Кажется, я улыбнулся, нащупав решение, и мир снова стал простым и понятным.
— Две недели карцера. Всем. После войны. Отсидите вместе со мной. Если кто-то забыл, то за мной тоже есть такой должок, — я улыбнулся, а потом подошел и крепко обнял каждого из своих пилотов.
— И мне можно вернуться? — Лешка вытер подступившие слезы. Кажется, я слишком долго думал и переборщил с паузой.
— Можно, — кивнул я. — Тем более, я, как вы видите, временно списан с небес на землю, а значит, лишний опытный пилот нам точно не помешает. На этот раз без сюрпризов, Уваров?

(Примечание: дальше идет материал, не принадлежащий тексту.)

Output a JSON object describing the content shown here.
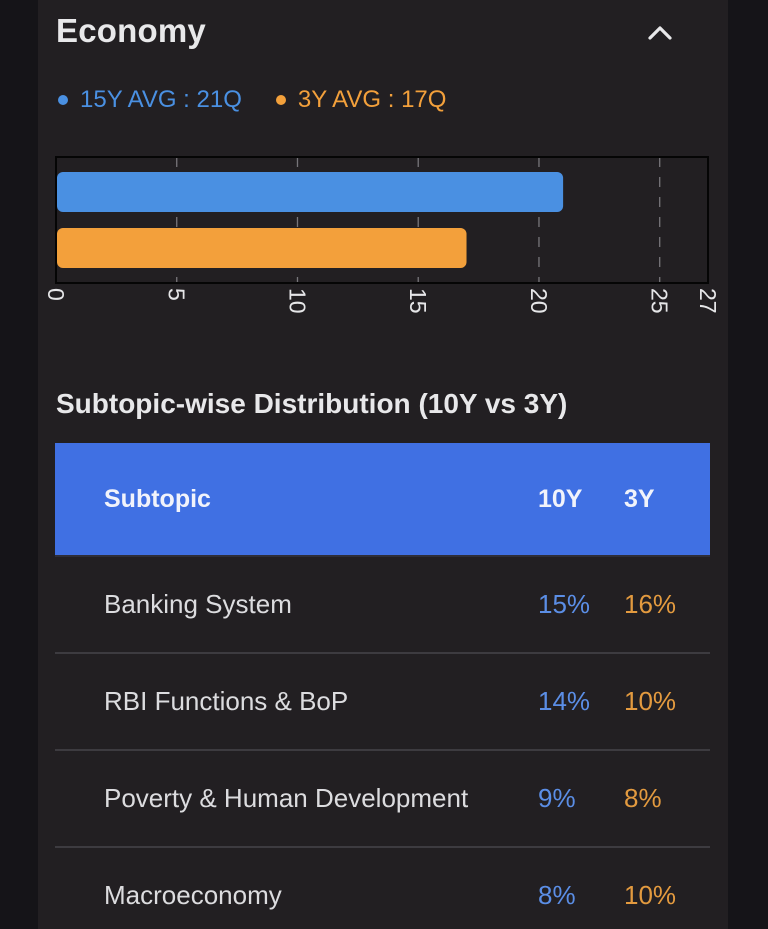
{
  "section": {
    "title": "Economy",
    "collapse_icon": "chevron-up-icon"
  },
  "legend": {
    "items": [
      {
        "label": "15Y AVG : 21Q",
        "color": "#4a90e2"
      },
      {
        "label": "3Y AVG : 17Q",
        "color": "#f3a03b"
      }
    ]
  },
  "chart_data": {
    "type": "bar",
    "orientation": "horizontal",
    "series": [
      {
        "name": "15Y AVG",
        "value": 21,
        "color": "#4a90e2"
      },
      {
        "name": "3Y AVG",
        "value": 17,
        "color": "#f3a03b"
      }
    ],
    "xlim": [
      0,
      27
    ],
    "ticks": [
      0,
      5,
      10,
      15,
      20,
      25,
      27
    ],
    "grid": true
  },
  "distribution": {
    "title": "Subtopic-wise Distribution (10Y vs 3Y)",
    "headers": {
      "subtopic": "Subtopic",
      "ten_year": "10Y",
      "three_year": "3Y"
    },
    "rows": [
      {
        "subtopic": "Banking System",
        "ten_year": "15%",
        "three_year": "16%"
      },
      {
        "subtopic": "RBI Functions & BoP",
        "ten_year": "14%",
        "three_year": "10%"
      },
      {
        "subtopic": "Poverty & Human Development",
        "ten_year": "9%",
        "three_year": "8%"
      },
      {
        "subtopic": "Macroeconomy",
        "ten_year": "8%",
        "three_year": "10%"
      }
    ]
  }
}
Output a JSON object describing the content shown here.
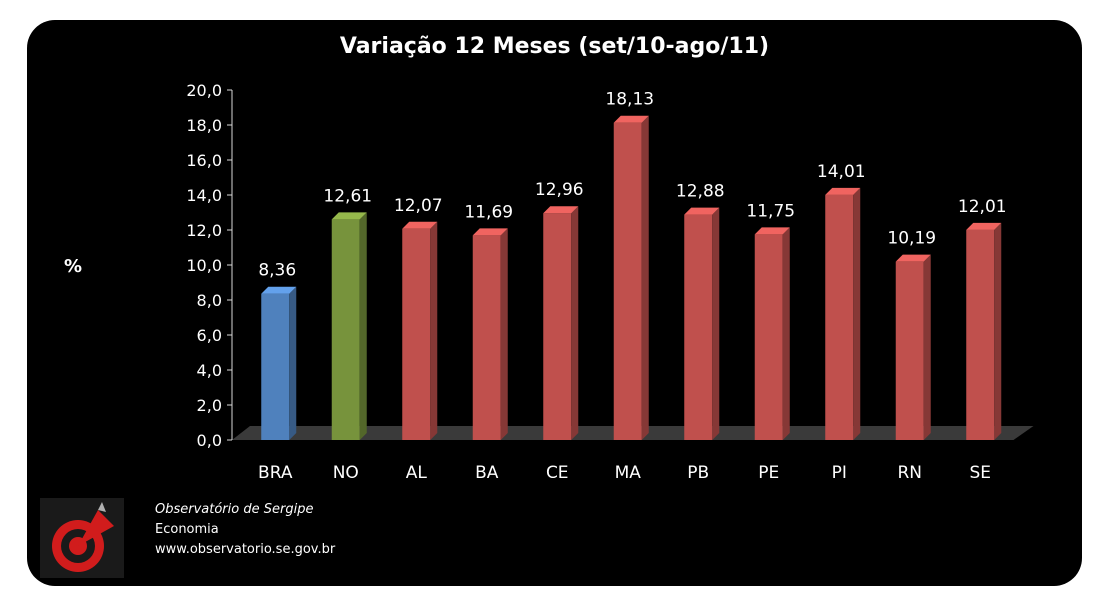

— Без сюрпризов, господин капитан! — бывший мичман вытянулся, словно струна.
А потом мы, помогая друг другу, медленно двинулись в сторону лагеря на холме. Там сядем на хвост перегоняющим самолеты пилотам — и уже через полчаса будем дома. Чуть в стороне от нас вели пленных английских и французских офицеров. Я проводил взглядом помятые мундиры, а потом неожиданно понял…
А ведь они знают, когда прибудут остальные их силы. Жалко, что рядом нет Дубельта — вот кто умеет вытягивать из собеседника все, что угодно, просто расположив его к себе. А приписанный к нам жандармский полковник Кротов, если честно, не вызывает у меня никакого доверия. Сидит все время, как сыч, у себя, и ни разу не предложил и не сделал ничего полезного.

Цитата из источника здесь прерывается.